それに、何が綾瀬絢斗だ!あいつは平塚飛鳥という本名があった。綾瀬絢斗はこいつが殺したこいつの弟の名前だ!

 

綾瀬「そう、その比企谷八幡だが…絢斗を殺害したのは比企谷小町、静・ジョースター、一色いろは、雪ノ下陽乃だと言うことが判明している」

 

なん…だと?

飛鳥を殺したのはよりにもよって同族である陽乃と、比企谷の周りをウロチョロしているあの女共だと!?

あいつらは殺人者でありながら、のうのうと社会に溶け込んでいるというのか!

しかも、天下のSPW財団の幹部だと!?

犯罪者がふざけるな!

 

綾瀬「あと、その場には空条承太郎、東方仗助、ジョルノ・ジョバーナと今は名乗っている汐華初流乃、空条徐倫…そして比企谷八幡もその場にいたそうだ。つまり、君の親戚は君の立場を陥れた者達に殺された…そういうことになるわけだが、どう思うかね?」

 

許せん…。

陽乃め…一族から追放され、死んだもの扱いとなっていたから、名前を変えていたこともあって、敢えて泳がせて総武にいることを黙認してやっていたというのに…その私の優しさを裏切るとは!

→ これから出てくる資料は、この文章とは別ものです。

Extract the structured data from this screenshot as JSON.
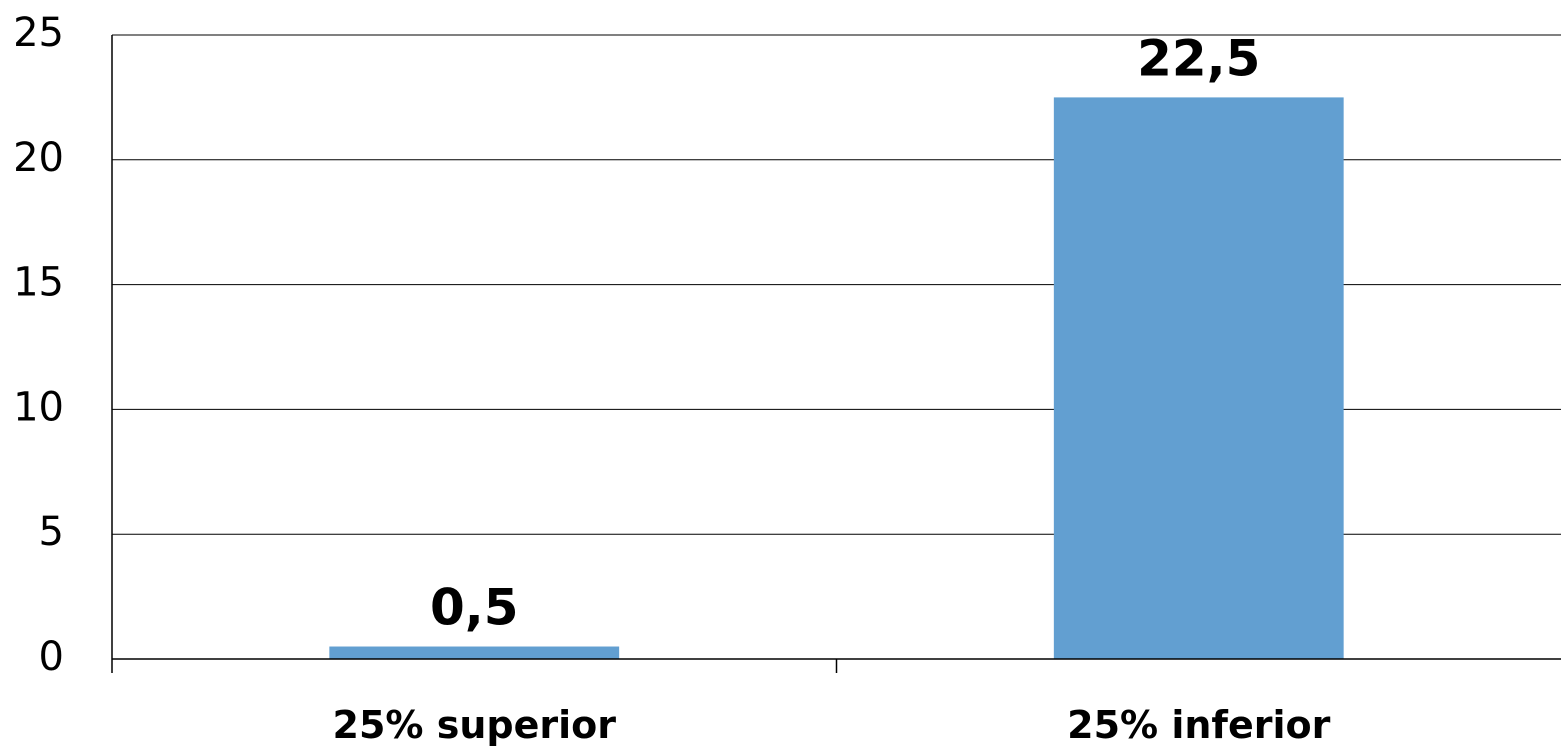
{
  "chart_data": {
    "type": "bar",
    "categories": [
      "25% superior",
      "25% inferior"
    ],
    "values": [
      0.5,
      22.5
    ],
    "data_labels": [
      "0,5",
      "22,5"
    ],
    "ylim": [
      0,
      25
    ],
    "yticks": [
      0,
      5,
      10,
      15,
      20,
      25
    ],
    "ytick_labels": [
      "0",
      "5",
      "10",
      "15",
      "20",
      "25"
    ],
    "grid": true,
    "legend": "none",
    "bar_color": "#629FD1"
  }
}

そして、ジョースター家め…どんな汚い手で飛鳥を殺した!四年前のフロリダで何があった!

 

綾瀬「復讐したくは無いかね?私ならその力を与えてやることが出来るが?平塚静」

 

平塚「頼む!私に力を与えてくれ!」

 

綾瀬「わかった。お前に力を与えてやろう…この聖なる柱の一族の眷族となるべく、働くが良い」

 

綾瀬はいつの間にか、赤い矢を出していた。

な、何だその矢は!

私に向けるな!

しかし、いくらもがこうと矢は私の方へ向き、そして私の腕から刺さり、心臓へと浸入してくる!

 

平塚「うわああああああああああああ!」

 

悲鳴をあげながら、私の意識は徐々に薄れていった。

 

綾瀬「次に目覚めた時、君は聖なる力のサナギを得ていることだろう。せいぜい、聖なる力の欠片になるくらいには覚醒させたまえ。聖なる神、柱の一族の為に。ふははははは…アーハッハッハッハッハ!」

 

薄れ行く意識の中で、何とか綾瀬を睨んでいると、綾瀬は私から矢を抜いて、霞のように消えて行った。

その女、綾瀬香澄の名を表すかのように…

そして、私は意識を失った…。

 

 

sideジョルノ・ジョバーナ

 

ジョルノ「わかった。引き続き監視を恃むぞ」

 

ピッ!

 

どうやら、泳がせていた撒き餌に食いついたようだ。

僕はホテルロイヤルオークラの最上階、高級ラウンジバーのエンジェルラダーのカウンター席で弱めのブランデーを煽る。

父、DIOの姓であるブランドーから、このバーに来たときは必ず洒落で飲むようにしている。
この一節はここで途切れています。